И это чтобы не крикнуть – прости, прости меня, исправился, потому не оставляй в темной комнате с раздавленными на полу абрикосами и гниющей яблочной кожурой, горящими светлячками и спрятанными в тумбочках таблетками, а потом приходит Наташа, ой, какая Наташа, приходит незнакомая женщина с грубыми руками и открывает верхний ящик, сдвигает всякий мусор и бумаги в сторону, видит таблетки и говорит: а вот ты сейчас выпьешь все разом, выпьешь прямо такими, изломанными и в мусоре.
И ты пьешь.
И я говорю.
1970
На экране Марис Лиепа, его странно жесткое, удивительное лицо, не похожее на привычные его фотографии.
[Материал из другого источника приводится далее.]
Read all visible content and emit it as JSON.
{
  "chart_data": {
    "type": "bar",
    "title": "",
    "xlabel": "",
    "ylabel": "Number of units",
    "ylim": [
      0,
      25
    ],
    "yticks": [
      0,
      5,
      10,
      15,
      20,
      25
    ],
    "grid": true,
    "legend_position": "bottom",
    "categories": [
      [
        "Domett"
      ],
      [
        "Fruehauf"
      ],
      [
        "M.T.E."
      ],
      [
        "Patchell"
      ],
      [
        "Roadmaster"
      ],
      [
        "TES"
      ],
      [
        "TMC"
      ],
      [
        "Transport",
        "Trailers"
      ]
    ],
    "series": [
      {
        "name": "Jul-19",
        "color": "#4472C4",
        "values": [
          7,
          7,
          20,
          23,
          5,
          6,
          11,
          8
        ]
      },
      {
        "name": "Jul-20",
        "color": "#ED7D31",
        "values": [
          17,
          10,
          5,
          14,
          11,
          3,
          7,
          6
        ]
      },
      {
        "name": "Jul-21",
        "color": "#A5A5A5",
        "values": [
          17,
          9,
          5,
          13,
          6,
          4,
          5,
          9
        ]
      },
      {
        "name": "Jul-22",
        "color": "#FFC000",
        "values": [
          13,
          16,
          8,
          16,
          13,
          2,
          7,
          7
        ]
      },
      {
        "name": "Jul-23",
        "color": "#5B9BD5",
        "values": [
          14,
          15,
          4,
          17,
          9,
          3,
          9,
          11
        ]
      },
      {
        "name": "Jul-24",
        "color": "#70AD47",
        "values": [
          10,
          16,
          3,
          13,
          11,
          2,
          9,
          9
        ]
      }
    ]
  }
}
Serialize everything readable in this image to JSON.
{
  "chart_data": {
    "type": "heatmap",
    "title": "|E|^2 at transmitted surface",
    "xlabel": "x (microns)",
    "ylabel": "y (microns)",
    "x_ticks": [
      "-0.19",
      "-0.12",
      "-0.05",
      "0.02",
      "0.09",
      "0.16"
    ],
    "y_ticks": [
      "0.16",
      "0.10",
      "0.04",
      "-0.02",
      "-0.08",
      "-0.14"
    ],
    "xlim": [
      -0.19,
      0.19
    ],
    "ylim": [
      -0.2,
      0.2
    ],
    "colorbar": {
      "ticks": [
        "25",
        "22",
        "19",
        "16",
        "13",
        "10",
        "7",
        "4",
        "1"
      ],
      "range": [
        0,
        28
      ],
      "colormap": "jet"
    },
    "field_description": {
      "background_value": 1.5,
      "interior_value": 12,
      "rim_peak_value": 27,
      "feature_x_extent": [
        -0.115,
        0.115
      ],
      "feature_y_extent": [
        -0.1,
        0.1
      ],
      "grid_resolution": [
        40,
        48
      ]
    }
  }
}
Откуда знаю по фотографиям? Это мама, все мама. Дело в гриме, в линиях, нарисованных шрамах. Она любила его: не только его, заклеивала стены (Джульетта, Майя Плисецкая, летит на черном сплошном фоне – буквально, не имея под собой опоры, к свету летит) газетными вырезками, но на почетном месте всегда был только он. Почему ей так нравился, что в альбоме – ни одной моей детской фотографии, ни одного рисунка, а только это красивое и чужое лицо?
Марис Лиепа.
Мам, это кого показывают, что это? Кто это – знал, конечно, выучил имя, которое на улице нельзя услышать. Это танцор, он из Латвии, когда-то объяснила мама. Люблю его больше всего на свете.
Странно любить этого дядю, этого мужчину, неужели самый близкий нам?